Her good-natured combination of cute dudes and democracy — “two of my favorite things,” Ntini-Jacobson said — is rooted in a need to lighten the national political mood. A former consultant for African businesses, she became an active tweeter during the uniquely crucial 2020 election cycle, when “we were all hyper-focused on beating [then-president Donald] Trump, everyone was in a negative head space, and there was a cloud over politics.” An immigrant from South Africa, she said there was “a palpable existential fear. I would walk around with all my papers, just in case.”
But with the election of the Biden-Harris ticket, Ntini-Jacobson felt “all this euphoria, a weight lifted off” that wasn’t reflected on Twitter in general. “I made the conscious decision that my account was going to be an account of joy and celebration that supported the administration every way I could, with humor.”

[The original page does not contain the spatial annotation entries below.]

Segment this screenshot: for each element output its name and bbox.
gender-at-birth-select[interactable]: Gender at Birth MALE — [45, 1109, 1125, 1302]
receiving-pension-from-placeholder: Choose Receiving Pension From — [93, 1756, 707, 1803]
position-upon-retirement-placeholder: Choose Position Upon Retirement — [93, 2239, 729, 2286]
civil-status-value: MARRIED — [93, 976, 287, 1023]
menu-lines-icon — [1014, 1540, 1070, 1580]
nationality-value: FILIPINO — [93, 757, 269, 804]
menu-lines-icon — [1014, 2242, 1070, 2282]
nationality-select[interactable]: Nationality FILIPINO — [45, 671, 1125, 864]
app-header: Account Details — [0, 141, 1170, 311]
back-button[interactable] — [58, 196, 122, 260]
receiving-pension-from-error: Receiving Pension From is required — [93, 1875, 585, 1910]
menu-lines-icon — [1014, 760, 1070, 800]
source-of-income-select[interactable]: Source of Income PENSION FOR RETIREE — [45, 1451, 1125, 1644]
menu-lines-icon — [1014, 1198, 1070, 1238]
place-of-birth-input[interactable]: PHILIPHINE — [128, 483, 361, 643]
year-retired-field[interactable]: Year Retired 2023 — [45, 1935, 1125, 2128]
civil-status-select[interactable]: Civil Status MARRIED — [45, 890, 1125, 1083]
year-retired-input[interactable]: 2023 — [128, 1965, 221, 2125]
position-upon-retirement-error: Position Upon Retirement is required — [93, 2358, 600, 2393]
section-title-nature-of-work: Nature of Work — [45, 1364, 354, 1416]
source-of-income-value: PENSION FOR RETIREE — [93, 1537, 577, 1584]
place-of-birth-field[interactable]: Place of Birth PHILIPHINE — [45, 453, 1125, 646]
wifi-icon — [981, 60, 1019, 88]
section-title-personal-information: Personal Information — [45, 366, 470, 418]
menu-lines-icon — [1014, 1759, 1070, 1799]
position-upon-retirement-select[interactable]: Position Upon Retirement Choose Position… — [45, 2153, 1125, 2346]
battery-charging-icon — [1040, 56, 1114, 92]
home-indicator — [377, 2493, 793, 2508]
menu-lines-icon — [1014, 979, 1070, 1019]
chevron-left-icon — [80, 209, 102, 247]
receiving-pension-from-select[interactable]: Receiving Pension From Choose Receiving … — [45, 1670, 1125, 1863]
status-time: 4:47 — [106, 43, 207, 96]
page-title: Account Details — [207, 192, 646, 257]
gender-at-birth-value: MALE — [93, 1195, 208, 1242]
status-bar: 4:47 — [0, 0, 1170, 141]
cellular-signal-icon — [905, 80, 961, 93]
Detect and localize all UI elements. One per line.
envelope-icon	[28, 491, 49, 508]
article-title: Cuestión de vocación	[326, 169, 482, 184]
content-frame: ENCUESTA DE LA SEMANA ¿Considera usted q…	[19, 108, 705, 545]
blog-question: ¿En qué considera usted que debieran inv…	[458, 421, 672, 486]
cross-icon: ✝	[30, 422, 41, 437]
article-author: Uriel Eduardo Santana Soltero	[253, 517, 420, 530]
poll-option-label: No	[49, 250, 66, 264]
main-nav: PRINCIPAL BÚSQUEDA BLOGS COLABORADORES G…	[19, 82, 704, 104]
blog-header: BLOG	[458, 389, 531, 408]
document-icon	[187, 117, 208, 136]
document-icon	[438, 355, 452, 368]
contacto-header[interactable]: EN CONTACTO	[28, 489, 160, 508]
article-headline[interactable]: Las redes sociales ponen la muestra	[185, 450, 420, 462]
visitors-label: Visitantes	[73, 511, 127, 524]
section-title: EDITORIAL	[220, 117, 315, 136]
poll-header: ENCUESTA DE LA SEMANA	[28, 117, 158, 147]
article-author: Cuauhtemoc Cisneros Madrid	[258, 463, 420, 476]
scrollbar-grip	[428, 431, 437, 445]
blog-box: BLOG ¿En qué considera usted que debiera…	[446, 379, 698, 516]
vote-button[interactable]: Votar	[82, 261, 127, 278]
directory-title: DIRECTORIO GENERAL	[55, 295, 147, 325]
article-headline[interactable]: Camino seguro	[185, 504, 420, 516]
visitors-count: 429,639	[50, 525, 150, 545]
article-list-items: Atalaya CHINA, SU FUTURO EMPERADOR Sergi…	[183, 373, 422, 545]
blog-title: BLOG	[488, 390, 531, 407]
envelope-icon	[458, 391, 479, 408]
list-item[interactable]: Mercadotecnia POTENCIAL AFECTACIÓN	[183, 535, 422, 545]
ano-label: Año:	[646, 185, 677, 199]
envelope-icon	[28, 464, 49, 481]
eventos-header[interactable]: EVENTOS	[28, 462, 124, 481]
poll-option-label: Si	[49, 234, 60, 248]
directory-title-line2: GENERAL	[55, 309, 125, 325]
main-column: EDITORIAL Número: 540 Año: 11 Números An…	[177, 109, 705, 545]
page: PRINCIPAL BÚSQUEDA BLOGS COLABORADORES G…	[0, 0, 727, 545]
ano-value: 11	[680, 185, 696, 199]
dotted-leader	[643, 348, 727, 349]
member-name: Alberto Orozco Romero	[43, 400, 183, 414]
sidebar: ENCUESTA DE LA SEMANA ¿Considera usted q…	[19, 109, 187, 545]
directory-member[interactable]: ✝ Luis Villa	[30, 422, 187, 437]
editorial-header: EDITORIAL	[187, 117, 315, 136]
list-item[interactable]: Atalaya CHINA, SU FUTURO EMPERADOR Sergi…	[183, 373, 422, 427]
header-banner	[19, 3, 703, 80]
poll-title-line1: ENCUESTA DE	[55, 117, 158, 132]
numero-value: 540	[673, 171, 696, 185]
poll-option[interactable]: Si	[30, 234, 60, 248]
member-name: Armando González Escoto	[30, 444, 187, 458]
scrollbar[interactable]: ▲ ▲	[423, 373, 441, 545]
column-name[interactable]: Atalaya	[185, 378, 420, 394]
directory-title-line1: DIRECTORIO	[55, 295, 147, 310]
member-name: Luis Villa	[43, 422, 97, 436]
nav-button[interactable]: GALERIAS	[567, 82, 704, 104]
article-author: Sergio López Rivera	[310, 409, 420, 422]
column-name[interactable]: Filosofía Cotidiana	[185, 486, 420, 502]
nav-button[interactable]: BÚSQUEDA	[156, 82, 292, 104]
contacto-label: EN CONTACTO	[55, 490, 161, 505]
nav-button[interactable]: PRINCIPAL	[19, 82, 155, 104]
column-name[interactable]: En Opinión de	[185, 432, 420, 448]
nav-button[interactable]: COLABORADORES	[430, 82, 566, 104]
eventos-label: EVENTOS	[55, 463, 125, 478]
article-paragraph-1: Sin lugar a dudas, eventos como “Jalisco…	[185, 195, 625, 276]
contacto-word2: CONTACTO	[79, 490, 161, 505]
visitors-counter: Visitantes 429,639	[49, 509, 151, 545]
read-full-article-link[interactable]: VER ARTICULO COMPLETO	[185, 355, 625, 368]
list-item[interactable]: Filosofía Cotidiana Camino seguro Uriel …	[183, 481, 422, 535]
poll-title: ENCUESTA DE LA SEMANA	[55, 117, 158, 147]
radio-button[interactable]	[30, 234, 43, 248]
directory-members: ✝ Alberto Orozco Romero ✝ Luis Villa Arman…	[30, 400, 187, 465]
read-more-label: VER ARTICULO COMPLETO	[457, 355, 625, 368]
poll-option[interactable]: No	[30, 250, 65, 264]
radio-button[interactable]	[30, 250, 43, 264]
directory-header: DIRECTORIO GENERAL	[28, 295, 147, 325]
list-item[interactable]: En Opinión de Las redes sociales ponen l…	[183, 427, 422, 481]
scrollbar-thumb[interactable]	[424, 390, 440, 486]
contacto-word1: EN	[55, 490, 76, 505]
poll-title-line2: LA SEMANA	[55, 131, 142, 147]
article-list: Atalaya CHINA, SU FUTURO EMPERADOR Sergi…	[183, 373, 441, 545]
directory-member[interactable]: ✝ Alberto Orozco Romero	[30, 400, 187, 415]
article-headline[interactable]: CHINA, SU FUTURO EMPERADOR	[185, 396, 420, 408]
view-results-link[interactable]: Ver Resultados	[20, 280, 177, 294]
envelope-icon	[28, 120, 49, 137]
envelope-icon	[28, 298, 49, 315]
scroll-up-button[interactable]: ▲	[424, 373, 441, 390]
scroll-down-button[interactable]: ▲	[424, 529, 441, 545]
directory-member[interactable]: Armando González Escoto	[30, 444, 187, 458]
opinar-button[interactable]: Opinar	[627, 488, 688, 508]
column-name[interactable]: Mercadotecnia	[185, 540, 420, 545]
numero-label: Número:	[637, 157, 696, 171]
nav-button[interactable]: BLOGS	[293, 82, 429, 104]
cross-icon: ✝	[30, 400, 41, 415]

She did that with Qondi, with the pop culture zeal of a K-pop or Taylor Swift fan and the democracy-boosting knowledge of the internationally politically savvy professional she is. Starting with her so-called thirst tweets about Ossoff, and then with Warnock and others, she has raised more than $31,000 for Warnock’s campaign.
Dunn, a former James Madison University football player, makes it clear that any endorsement of candidates is done as an individual and not as a representative of the Capitol Police. “I’m a normal dude. There are people who didn’t know that until Jan. 7. I’m a private person who was thrust into the public eye.”
He acknowledges that he’s been able to do some good not only because of his good acts but his good looks. “I’m completely humble about it, but I do get a little self-gratification out of it,” said Dunn, who was awarded the Congressional Gold Medal by President Joe Biden. “My love language is words of affirmation, so imagine me reading all that stuff! I’m like a kid in a candy store. I do like using my platform for good, and people are listening,” he said. “It says something of substance that is meaningful. I have a civic duty.”
Dunn shares the sense of duty with Ntini-Jacobson, who I interviewed as a freelancer for a Washington Post parenting story right before joining The Baltimore Banner. She wants you to know that this is all in good fun, and that while she appreciates the obvious attractiveness of the “bae tier” public servants and celebrities she fetes online, she thirsts more after justice and democracy. “It’s about how hot they are and also about the good work they do,” she said.
Dunn confirms that as much as this recognition tickles him, that good work is what inspires him, even when things get rough. He frames his job not as defending the views of the individual people who may or may not uphold that concept, he said, but of the ethics and ideals this country holds and that he swore to uphold.
“All of these people are just one person. I look at it that they are representing people who don’t have a voice,” he said. “These members? They’ll be gone. But that seat of democracy will always stay.”
And to quote Paris Hilton: That’s hot.